Olimpiyatlar neden 4 yılda 1 düzenlenir?

2 haftalık spor sirkinin sonuna gelindi; bugün 2012 Londra Olimpiyatları’nın kapanış günü.
Sonlara doğru gelindikçe yer yer organizasyonun yarattığı tahribata sayfalarında yer veren “liberal-sol” Guardian, New Statesman gibi medya organlarında olimpiyat güzellemelerinin arttığına şahit olduk.
New Statesman, Somali asıllı Mohammed Farah’ın Büyük Britanya adına kazandığı altını ve onun bayrağı gururla taşıdığı anları hatırlatarak Olimpiyatların bütün Britanyalıları kapsayan, “yumuşak ve iyi huylu” bir vatanseverliğin yayılmasına olanak sağladığını öne sürdü.
Yazıda devlet desteği (Halkın sırtına bindirilmiş vergilerden bahsediyor) olmasa böylesi bir organizasyonun da gerçekleştirilemeyeceği hatırlatılarak, hem bu durumun hem de olimpiyatların genel olarak İngiltere İşçi Partisi için bir fırsat olduğu vurgulanıyor.
Başyazı şöyle diyor: “Olimpiyatlar, tasarruf politikaları çağında sosyal demokrasiyi yeniden şekillendirmek üzere iktidara doğru uzun ve zorlu bir yürüyüşü başlatan İşçi Partisi için cesaret verici. Oyunlar, güçlü ve rekabetçi bir müdahaleci devlet anlayışına olan ihtiyacı yeniden hatırlattı.”
Yazı, dünya çapında antikapitalist hoşnutsuzluğun yayılmasından korkarak daha güler yüzlü bir kapitalizm uyarıları yapan Warren Buffett, George Soros gibi milyarderlerin tipik “Marx’a karşı Keynes” taktiğini benimsemiş ve bunun İngiltere’deki uygulayıcısı olması planlanan İşçi Partisi için de olimpiyatları bir katalizör olarak görüyor.
Milyonlarca göçmeni barındıran Britanya emekçilerini “Yumuşak ve iyi huylu bir vatanseverlikle” emperyalist bayrağın altında yedekle, sistem karşıtı tepkiyi de Keynezyen politikalarla bastır! Güzel tezgah!
Yazıda da itiraf edildiği gibi ekonomik tasarruf politikalarına karşı emekçilerin seslerini yükselttiği, kendiliğinden kent isyanlarının patlak verdiği bir yıl sonrası Olimpiyatlar “dikkatlerin dağıtılması” noktasında hayli başarılı oldu.
Baksanıza, Guardian’ın anketine göre de halkın yüzde 55’i Olimpiyatların, harcanan 9 milyar Sterline(resmi rakam)  değdiği kanısında! Şu “yumuşak ve iyi huylu vatanseverlik” konusundaysa vaziyet pek parlak değil. Ankete katılanların yüzde 53’ü göçmenlerin çoğunluğunun ülkeye pozitif bir katkısının olmadığı kanısında. Elde edilen olimpiyat madalyaları da istisna olarak görülüyor.
Son yıllarda sendikalar, olimpiyatlara muhalefet ederken karşılarında Başbakan David Cameron’dan önce İşçi Partisi lideri Ed Miliband’i buluyordu. Miliband, oyunları ulusal bir festival olarak niteleyerek partisinin de para kaynağı olan sendikaları susturuyordu. Liberal sol cenahta çıkan olimpiyat değerlendirmelerini gördükçe bu tavır daha da anlaşılır hale geliyor.
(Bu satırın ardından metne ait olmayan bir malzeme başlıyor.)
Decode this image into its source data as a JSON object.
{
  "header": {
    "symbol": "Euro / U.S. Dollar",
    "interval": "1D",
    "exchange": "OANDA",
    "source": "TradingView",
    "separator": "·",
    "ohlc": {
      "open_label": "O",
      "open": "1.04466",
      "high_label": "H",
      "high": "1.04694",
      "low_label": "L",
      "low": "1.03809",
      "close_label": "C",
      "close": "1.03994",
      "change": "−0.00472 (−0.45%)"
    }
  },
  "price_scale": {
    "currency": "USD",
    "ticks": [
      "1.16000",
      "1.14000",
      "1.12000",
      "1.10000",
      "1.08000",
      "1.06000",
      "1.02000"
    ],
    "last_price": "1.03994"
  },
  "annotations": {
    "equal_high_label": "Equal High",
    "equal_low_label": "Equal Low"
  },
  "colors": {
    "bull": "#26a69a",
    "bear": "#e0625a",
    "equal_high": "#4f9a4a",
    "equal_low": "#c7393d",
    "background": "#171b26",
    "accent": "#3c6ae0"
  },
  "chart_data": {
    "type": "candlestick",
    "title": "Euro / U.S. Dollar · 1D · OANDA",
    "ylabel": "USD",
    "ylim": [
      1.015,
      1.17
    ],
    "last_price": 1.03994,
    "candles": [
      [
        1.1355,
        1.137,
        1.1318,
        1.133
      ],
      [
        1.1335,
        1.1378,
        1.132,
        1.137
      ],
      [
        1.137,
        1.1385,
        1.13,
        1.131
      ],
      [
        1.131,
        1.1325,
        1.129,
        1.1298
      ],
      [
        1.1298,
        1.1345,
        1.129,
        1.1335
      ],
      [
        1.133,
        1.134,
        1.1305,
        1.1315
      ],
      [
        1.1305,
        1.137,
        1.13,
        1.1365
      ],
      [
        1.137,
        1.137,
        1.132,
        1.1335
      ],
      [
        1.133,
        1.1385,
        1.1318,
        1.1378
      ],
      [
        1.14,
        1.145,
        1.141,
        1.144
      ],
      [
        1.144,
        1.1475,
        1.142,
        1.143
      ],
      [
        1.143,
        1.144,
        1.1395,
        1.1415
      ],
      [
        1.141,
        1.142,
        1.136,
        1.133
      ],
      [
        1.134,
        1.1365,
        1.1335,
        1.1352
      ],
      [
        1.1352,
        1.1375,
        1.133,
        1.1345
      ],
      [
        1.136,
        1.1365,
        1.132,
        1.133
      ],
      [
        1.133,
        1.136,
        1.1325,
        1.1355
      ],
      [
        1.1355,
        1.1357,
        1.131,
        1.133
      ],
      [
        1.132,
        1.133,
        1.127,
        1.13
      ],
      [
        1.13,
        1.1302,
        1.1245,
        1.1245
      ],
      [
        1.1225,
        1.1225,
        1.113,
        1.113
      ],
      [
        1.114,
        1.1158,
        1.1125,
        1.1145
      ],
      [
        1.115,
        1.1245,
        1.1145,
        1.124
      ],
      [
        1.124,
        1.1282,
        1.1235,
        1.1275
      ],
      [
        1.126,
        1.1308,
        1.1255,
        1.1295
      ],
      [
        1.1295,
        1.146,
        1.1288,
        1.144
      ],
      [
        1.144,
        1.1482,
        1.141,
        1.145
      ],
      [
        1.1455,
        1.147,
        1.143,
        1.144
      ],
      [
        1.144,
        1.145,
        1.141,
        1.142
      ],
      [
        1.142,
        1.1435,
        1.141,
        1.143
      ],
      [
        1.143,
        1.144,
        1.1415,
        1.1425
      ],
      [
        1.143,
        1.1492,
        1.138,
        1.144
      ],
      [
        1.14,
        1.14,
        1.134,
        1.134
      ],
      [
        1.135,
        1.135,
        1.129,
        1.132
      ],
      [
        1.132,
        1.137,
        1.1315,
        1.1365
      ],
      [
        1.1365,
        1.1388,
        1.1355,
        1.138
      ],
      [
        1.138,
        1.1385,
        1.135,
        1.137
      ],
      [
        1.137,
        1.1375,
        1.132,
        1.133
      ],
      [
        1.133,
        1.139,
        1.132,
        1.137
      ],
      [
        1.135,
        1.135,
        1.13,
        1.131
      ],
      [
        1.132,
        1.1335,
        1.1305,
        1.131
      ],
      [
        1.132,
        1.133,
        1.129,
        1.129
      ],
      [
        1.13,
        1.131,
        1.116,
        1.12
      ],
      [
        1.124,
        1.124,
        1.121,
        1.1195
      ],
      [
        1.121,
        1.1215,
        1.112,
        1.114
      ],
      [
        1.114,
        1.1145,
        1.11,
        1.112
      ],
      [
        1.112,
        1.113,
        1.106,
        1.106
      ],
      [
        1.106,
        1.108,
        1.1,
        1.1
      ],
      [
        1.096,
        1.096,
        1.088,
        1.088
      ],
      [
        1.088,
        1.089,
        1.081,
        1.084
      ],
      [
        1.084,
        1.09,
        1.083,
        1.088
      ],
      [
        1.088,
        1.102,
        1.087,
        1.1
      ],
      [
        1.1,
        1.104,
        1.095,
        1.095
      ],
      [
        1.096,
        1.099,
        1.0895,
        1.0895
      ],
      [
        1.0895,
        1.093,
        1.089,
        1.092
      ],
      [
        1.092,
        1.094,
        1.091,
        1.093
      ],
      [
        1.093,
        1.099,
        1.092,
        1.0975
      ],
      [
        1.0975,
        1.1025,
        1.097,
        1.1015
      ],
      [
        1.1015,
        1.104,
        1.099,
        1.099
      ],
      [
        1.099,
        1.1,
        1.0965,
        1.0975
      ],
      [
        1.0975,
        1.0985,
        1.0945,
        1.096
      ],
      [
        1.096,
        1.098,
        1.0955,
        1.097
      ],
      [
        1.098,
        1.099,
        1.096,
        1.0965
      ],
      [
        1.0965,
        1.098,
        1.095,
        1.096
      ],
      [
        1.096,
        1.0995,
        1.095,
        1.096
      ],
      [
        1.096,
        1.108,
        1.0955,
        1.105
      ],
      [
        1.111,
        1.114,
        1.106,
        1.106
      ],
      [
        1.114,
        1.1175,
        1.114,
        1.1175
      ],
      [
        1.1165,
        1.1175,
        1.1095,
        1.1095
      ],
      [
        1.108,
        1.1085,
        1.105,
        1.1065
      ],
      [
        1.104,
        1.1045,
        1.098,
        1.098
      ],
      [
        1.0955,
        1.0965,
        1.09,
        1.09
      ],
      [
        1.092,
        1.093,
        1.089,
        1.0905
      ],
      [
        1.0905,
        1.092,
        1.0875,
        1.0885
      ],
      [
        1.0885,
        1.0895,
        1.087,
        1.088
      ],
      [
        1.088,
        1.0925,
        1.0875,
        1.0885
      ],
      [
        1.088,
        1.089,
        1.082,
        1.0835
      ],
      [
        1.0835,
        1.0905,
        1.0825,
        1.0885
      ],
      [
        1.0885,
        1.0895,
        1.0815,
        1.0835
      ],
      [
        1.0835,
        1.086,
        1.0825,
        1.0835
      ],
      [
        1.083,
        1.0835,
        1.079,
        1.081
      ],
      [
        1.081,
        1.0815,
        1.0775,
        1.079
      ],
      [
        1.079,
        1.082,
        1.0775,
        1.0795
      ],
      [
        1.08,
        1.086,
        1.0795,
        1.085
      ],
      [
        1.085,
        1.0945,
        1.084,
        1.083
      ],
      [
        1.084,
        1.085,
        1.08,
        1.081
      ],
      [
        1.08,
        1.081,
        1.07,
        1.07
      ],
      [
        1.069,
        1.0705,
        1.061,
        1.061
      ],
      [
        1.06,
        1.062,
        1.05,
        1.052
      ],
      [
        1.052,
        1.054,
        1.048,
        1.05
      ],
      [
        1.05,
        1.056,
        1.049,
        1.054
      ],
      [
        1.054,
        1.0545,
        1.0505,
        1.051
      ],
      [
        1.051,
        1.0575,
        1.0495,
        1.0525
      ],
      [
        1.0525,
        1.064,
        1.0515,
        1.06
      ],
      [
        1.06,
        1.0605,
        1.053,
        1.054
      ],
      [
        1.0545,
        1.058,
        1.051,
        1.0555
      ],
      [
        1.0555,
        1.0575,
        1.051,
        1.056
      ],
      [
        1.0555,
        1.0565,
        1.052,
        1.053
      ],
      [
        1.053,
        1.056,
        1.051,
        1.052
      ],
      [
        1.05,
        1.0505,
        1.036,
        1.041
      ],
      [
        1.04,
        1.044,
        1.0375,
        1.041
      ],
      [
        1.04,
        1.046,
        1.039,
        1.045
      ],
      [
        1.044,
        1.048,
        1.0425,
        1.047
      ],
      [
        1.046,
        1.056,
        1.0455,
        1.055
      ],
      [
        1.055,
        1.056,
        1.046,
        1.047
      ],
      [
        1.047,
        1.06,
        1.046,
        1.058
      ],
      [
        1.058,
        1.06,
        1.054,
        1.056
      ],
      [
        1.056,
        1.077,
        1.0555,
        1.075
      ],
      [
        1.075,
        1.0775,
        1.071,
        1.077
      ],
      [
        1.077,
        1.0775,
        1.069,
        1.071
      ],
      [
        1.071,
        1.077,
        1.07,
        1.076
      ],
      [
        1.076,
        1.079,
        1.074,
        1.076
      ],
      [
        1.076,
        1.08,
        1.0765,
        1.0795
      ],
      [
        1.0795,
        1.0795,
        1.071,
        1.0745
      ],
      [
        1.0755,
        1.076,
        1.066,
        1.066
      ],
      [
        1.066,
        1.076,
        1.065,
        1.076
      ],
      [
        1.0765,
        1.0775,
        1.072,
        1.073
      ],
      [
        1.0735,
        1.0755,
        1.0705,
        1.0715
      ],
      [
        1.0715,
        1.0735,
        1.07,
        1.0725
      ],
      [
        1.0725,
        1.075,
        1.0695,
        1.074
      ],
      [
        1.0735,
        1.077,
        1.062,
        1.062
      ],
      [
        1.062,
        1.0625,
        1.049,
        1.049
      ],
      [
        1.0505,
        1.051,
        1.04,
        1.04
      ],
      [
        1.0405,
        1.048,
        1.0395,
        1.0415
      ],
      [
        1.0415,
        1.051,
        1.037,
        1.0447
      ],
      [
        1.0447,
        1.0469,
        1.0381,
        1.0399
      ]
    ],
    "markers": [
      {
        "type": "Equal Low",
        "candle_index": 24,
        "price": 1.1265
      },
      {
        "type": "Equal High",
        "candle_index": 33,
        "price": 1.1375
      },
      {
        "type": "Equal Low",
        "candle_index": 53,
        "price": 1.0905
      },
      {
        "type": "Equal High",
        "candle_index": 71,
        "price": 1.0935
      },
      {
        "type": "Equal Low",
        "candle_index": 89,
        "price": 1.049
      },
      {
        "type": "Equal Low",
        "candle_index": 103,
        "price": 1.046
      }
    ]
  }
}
DAMİEN HOOPER VE JOHN CARLOS

Büyük Britanya’dan Avustralya’ya geçelim. Ülkenin Aborijin kökenli melez boksörü Damien Hooper, üzerinde Aborijin bayrağı olan bir tişört giydiği için olimpiyatlardan ihraç edilmekle tehdit edildi. John Pilger’dan öğrendiğimiz kadarıyla burjuva medya organlarında da Hooper’ın davranışı tepkiyle karşılandı. Hooper ise “Ben sadece ülkemi değil kültürümü de temsil ediyorum. Yaptığımdan gurur duyuyorum” diyerek onurlu duruşundan geri adım atmadı.
Olimpiyat düzenleyecek ülkelere imzalatılan sözleşmenin 51.maddesinden daha önce söz etmiştik. Buna göre, “Olimpiyat alanının bütün bölümlerinde gösteri ya da politik, dini, etnik propaganda yasaktır.”
Egemen bir devletin bayrağıyla ya da ana sponsorlardan herhangi bir kan emici firmanın tişörtüyle boy gösterebilirsiniz ama o devletin baskısına uğramış bir halkın renklerine tahammül gösterilemez!
Profesör Colin Tatz’e göre Aborijin halkının yalnızca yüzde 1’i spor alanında beyazlarla eşit fırsatlara (spor tesislerine erişim vs.) sahip. Buna karşın tarih boyunca çok önemli şampiyonlar çıkardılar. Damien Hooper da onların görünmez bayrağını başarıyla taşıdı. Üstelik Hooper, 1968 Olimpiyatları’nda Tommie Smith’le beraber kara eldivenli yumruklarını gökyüzüne kaldırarak Uluslararası Olimpiyat Komitesinin (IOC) hışmına, halklarınsa ebedi saygısına mazhar olan John Carlos’un da büyük desteğini aldı.
Carlos, Dave Zirin’e verdiği röportajda Hooper için şunları söyledi: “Ona büyük saygı duyuyorum… Hepimiz Olimpiyat Oyunlarını yüceltmek istiyoruz ama IOC yalnızca kendi çıkarlarını yüceltmek istiyor. Sporcuların değerlerine, endişelerine, nereden geldiklerine değer vermiyor. Hooper ülkesine, bayrağına saygısızlık yapmadı. Koltuklarında oturan ve IOC’nin politikalarını belirleyen aristokratlar dışında kimseye saygısızlık yapmadı.”
Carlos, 51.maddenin çifte standartlarına da değindi. Bu maddenin 1984 Los Angeles’la birlikte Oyunların aşırı ticarileştirilmesinin bir sonucu olduğunu söyleyerek kendisine ait bir sözü hatırlattı: “Olimpiyatlar neden 4 yılda 1 düzenlenir biliyor musunuz? Çünkü IOC’nin kazandığı paraları sayması o kadar sürer.”

evrensel.net

EVRENSEL'İNMANŞETİ

Çocukları öğüten çark

Çocukları öğüten çark

Yoksulluğun pençesindeki ailelerin çocukları tüm dünyada acımasızca emek piyasasına çekilirken, Türkiye kapitalizmi bu konuda en önde koşuyor. Çarklar köle koşullarında dönsün diye devlet gücünü seferber etmekten geri durmayan iktidar, milyon milyon işçileştirdiği çocukların da uzun ve ağır çalıştırılmasına, onlarcasının ölüme sürüklenmesine göz yumuyor.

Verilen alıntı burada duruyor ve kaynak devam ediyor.